Whereas I'd think - how can people eat more than 1600 a day? I'm 1.69 cm tall (can't do inches and all that jazz, sorry) and a size 10. I run 5k+ 3 days a week, work full time and mum to a preschooler and a 1 yo. Everyone is just different, that's all.

WaxOnFeckOff · 13/03/2018 09:04

I would be so hungry if I reduced how much I eat.

But surely that's the point? We are meant to be hungry sometimes and asides from some people with medical conditions, it's better for you to eat fewer times a day.

I think people have forgotten how to be hungry. the hunger pangs generally fade after a few minutes anyway and as I say to my sons, hunger is the best sauce. :o

Dungeondragon15 · 13/03/2018 09:18

I don't really count calories or weigh myself but I think I eat about 2,000 calories a day and according to my fitbit I need about that much on average.
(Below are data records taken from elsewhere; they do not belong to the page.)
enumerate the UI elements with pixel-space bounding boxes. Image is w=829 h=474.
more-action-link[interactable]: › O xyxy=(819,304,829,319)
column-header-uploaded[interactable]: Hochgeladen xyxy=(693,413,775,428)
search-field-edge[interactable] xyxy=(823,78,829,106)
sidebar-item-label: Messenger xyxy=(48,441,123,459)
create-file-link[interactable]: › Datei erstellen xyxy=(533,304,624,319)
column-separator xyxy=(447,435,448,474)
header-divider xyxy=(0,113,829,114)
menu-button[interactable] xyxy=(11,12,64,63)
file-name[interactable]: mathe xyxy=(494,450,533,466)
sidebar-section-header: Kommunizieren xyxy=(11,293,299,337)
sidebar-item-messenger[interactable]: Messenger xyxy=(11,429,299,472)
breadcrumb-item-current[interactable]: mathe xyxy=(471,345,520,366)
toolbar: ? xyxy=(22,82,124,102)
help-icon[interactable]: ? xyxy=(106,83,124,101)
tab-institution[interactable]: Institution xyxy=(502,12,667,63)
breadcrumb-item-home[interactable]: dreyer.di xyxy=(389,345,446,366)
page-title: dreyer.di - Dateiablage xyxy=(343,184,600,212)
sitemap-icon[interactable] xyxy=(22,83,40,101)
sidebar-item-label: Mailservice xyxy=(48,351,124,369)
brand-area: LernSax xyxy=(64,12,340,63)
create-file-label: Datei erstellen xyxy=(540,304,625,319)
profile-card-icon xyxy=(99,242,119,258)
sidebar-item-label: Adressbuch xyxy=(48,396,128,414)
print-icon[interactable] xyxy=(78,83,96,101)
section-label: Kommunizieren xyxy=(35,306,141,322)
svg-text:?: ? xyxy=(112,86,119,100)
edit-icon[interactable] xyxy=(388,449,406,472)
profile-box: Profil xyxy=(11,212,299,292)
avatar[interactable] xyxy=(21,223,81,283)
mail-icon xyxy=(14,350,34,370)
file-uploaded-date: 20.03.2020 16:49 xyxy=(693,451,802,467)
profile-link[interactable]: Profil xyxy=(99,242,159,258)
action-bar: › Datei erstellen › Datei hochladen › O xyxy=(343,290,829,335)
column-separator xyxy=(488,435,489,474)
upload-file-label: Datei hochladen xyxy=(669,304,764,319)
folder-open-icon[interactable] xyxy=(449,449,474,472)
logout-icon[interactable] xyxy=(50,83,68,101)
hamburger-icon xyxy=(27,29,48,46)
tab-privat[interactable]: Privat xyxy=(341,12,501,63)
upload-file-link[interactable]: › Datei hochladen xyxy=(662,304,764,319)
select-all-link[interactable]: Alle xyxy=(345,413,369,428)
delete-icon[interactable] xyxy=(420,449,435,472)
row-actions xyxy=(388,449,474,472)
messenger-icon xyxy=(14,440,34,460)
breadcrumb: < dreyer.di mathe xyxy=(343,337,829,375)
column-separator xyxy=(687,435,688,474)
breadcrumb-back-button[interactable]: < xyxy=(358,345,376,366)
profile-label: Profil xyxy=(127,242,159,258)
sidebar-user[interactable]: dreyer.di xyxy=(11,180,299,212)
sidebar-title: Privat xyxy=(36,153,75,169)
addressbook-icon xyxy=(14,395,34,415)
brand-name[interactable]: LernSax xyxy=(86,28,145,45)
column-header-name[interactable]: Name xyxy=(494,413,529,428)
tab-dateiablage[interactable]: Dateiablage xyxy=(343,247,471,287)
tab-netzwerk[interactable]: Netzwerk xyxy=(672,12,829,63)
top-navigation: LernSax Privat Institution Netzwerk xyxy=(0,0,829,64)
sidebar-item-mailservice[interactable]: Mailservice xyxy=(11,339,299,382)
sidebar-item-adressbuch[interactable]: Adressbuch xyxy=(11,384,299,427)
I'm quite tall and swim a lot though. I'm never too sure about the calories they assign to meals at restaurants. They sometimes seem extremely high and I wonder if it is based on a much larger portion size than they actually serve. Either that or they may just deliberately overestimate so that they don't get in trouble for underestimating. I don't usually eat the whole meal though so maybe it is correct.